Es ist Dienstagabend, nur noch drei Tage bis zum Release seines Tracks On 1 mit Dorian Electra, gelobt als „Liberace des Fantasy Pop” und bekannt für philosophische, tiefsinnige Lyrics und Kollaborationen mit Charli XCX. Euphorisch, erwartungsvoll und erleichtert, freut er sich darauf, den Track nach zwischenzeitlichen „Testdurchläufen” auf Gigs und anschließendem Feilen endlich mit der Welt teilen zu können. „Das Stück ist ziemlich tanzbar. Es ist momentan einer meiner Lieblingssongs”, verrät er verschmitzt. Die Zusammenarbeit mit Dorian Electra war für Luis ein kreativer Glücksgriff: „Wir haben uns über Boys Noize in L.A. direkt im Studio kennengelernt, und die Chemie stimmte sofort.”
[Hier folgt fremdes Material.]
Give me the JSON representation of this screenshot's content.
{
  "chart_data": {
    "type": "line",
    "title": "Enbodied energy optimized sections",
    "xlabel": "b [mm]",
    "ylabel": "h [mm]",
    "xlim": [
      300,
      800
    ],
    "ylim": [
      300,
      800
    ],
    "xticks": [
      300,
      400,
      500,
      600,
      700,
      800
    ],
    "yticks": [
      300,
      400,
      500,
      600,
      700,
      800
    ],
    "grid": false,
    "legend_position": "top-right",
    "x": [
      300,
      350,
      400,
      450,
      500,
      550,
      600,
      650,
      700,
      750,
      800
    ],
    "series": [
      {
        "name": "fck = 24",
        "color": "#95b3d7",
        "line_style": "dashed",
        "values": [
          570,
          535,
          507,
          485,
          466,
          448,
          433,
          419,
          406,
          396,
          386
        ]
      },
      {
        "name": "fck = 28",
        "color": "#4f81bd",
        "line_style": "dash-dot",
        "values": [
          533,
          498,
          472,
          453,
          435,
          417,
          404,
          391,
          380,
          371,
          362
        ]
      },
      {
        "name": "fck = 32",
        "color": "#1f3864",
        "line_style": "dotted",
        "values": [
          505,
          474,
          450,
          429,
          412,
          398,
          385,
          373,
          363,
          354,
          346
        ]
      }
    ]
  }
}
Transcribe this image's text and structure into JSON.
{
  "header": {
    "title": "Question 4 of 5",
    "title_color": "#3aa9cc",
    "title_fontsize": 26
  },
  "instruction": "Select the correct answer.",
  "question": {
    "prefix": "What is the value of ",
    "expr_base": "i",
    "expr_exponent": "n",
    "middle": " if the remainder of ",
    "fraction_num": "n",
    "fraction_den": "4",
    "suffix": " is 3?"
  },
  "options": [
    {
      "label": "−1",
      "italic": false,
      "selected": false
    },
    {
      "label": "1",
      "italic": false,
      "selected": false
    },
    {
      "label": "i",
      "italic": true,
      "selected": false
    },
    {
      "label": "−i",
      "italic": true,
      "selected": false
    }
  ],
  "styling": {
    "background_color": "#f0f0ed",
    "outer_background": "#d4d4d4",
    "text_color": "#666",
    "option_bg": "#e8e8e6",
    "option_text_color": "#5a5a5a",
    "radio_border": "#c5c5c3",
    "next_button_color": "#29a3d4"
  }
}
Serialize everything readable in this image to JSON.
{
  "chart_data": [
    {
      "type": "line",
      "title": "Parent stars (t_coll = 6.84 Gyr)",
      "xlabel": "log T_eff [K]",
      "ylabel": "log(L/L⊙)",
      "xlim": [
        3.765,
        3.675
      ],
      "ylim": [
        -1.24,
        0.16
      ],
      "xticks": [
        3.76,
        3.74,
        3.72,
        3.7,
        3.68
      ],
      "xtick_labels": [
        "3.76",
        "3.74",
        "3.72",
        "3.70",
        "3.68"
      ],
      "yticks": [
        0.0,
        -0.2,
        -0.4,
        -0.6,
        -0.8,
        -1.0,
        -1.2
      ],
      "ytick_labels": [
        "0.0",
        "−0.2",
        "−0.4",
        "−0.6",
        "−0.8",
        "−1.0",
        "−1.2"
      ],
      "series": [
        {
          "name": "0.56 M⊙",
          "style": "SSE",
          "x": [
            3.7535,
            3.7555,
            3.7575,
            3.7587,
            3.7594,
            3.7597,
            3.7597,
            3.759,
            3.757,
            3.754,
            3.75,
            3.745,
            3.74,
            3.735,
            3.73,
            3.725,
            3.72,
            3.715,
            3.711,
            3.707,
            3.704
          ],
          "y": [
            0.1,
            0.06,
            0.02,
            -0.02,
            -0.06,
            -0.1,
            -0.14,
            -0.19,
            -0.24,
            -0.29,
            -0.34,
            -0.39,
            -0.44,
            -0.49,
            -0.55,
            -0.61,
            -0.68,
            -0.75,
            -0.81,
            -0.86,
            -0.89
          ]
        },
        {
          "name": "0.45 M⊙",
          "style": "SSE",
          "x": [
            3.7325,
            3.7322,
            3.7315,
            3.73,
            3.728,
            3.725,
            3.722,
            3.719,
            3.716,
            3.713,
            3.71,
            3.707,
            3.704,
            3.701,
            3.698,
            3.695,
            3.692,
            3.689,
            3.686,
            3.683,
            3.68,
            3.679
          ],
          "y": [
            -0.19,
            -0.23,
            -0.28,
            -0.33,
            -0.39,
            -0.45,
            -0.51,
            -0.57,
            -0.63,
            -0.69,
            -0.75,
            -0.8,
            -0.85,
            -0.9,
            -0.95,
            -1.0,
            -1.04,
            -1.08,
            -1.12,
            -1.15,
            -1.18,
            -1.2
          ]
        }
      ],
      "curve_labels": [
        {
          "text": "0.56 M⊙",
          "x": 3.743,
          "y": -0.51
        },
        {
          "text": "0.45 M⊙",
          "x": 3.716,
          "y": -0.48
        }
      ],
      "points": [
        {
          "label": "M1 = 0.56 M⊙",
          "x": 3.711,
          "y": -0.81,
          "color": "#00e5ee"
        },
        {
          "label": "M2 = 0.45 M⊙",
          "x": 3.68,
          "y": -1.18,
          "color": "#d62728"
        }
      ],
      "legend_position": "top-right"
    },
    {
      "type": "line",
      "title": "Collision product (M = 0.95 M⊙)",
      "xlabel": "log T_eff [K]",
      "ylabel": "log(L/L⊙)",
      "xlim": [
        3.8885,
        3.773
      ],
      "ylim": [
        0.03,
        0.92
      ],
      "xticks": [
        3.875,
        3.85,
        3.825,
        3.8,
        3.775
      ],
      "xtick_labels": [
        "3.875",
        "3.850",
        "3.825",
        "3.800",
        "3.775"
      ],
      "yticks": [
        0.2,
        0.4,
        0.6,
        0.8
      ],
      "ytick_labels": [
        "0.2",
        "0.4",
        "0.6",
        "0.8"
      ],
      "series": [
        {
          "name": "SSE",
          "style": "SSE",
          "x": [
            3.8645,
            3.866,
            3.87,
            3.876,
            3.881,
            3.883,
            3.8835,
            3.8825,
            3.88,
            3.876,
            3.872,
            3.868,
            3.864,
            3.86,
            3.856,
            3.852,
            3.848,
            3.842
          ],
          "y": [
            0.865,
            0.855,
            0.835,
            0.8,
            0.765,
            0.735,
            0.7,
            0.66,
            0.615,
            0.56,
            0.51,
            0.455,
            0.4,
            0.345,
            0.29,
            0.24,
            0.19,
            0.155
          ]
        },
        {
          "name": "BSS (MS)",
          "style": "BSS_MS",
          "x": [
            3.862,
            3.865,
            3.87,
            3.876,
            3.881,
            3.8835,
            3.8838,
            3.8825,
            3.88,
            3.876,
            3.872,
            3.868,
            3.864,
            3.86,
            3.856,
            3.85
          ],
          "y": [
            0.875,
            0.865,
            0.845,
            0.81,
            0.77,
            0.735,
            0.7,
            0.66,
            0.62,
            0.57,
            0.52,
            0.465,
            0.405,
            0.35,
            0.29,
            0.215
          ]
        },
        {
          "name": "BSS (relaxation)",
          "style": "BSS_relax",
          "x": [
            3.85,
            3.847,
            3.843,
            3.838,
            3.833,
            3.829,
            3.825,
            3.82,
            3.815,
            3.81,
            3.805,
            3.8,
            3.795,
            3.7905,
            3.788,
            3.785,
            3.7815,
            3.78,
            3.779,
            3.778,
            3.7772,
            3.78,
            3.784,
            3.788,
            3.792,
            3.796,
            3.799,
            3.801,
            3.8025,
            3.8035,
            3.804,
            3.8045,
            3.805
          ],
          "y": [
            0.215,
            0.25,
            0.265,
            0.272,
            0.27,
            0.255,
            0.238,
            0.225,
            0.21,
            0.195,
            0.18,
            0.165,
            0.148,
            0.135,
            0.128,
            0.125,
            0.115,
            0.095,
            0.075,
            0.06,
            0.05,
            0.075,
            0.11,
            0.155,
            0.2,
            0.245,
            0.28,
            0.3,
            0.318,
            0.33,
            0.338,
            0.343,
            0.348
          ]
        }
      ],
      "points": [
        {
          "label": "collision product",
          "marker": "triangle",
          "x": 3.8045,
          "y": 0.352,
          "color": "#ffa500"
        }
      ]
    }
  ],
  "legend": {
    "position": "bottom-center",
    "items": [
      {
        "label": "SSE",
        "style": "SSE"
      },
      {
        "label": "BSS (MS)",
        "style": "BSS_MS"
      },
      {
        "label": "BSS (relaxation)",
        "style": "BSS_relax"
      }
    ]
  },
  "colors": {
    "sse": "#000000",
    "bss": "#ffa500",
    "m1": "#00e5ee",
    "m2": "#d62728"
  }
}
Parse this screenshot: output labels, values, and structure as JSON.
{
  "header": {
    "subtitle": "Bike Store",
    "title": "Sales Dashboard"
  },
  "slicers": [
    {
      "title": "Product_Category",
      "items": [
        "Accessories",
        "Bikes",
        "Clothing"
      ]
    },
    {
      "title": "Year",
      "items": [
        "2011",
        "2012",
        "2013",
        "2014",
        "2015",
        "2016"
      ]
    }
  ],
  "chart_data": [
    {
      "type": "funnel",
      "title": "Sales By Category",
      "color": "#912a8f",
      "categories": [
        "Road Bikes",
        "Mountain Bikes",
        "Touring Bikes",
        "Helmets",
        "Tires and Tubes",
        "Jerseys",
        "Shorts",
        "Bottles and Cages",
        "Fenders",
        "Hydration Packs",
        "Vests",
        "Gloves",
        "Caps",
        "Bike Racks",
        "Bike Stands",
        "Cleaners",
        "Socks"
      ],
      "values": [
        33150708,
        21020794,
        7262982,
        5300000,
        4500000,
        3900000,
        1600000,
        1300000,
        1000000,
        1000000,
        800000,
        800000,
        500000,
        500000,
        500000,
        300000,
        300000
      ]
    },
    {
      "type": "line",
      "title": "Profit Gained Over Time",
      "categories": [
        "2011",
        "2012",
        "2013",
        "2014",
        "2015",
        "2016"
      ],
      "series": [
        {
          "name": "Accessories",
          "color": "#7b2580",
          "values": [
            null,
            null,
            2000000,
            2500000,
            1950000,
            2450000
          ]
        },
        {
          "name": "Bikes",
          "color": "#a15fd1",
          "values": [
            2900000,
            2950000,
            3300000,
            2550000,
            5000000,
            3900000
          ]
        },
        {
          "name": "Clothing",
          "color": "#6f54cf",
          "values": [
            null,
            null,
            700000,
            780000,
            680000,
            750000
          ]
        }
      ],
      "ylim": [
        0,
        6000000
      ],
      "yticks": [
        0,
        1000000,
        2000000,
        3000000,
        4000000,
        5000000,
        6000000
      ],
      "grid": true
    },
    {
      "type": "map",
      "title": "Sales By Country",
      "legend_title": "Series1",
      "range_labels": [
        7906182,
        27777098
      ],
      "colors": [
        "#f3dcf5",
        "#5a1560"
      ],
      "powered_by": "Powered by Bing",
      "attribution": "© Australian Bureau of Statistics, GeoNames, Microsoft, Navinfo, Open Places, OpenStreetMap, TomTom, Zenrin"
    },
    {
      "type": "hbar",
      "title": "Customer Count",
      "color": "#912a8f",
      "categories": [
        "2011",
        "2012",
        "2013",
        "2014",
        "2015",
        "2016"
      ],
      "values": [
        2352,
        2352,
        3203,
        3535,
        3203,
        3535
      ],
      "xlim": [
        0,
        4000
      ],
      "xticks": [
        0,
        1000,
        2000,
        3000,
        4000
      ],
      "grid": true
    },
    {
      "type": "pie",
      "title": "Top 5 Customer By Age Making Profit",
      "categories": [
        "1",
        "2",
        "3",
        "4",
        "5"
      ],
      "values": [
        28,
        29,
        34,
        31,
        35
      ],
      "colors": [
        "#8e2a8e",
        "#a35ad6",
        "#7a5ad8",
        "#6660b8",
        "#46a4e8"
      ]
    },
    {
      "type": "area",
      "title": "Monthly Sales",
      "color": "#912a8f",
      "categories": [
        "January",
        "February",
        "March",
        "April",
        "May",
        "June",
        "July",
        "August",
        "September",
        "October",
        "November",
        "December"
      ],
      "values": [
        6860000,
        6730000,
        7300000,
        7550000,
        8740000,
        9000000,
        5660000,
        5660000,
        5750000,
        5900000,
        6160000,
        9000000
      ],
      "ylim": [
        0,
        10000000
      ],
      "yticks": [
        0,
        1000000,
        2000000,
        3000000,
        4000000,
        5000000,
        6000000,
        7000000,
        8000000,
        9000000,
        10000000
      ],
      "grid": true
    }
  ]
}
Im dazugehörigen Musikvideo beobachtet man Dorian durch eine wattige, verworrene Linse inmitten blitzender und flackernder Animationen beim Singen und Tanzen. Begleitet wird die düstere, desorientierende visuelle Ästhetik von einer brummenden Bassline und gechoppten Jungle-Sequenzen, die sich um einen rauen Reggaeton-Beat ranken, verziert von finsteren Synths; abstrakt, aber doch schlicht und simpel, wie er es nennt. Genau das liegt Luis nämlich in einer oft unzugänglich scheinenden Musiklandschaft besonders am Herzen: Musik, die Spaß macht, ohne übermäßig zerdacht oder elitär zu wirken.
Komfortzone Privatleben
In seiner Musik auf der Flucht vor Komfortzonen und auf der Suche nach Neuem, in seinem Alltag schätzt er allerdings das Gewohnte. „Die letzten Jahre waren wirklich heftig. Es ist ein Balanceakt: die Wochenenden in Clubs, den Großteil der Woche im Studio – da muss man auf sich aufpassen.” Mittlerweile versucht er, jeden Moment, den er findet, bewusst für Selfcare zu nutzen. „Das ist mein Trick.” Dinge tun, die ihm Ruhe geben: am liebsten Zeit mit seinem Hund verbringen und durch die Stadt spazieren, „oder einfach zu Hause zu sein, kochen, lesen oder zocken. Ich mag es, ein simples Leben zu führen”, erzählt er und dreht sich in seinem Sessel herum.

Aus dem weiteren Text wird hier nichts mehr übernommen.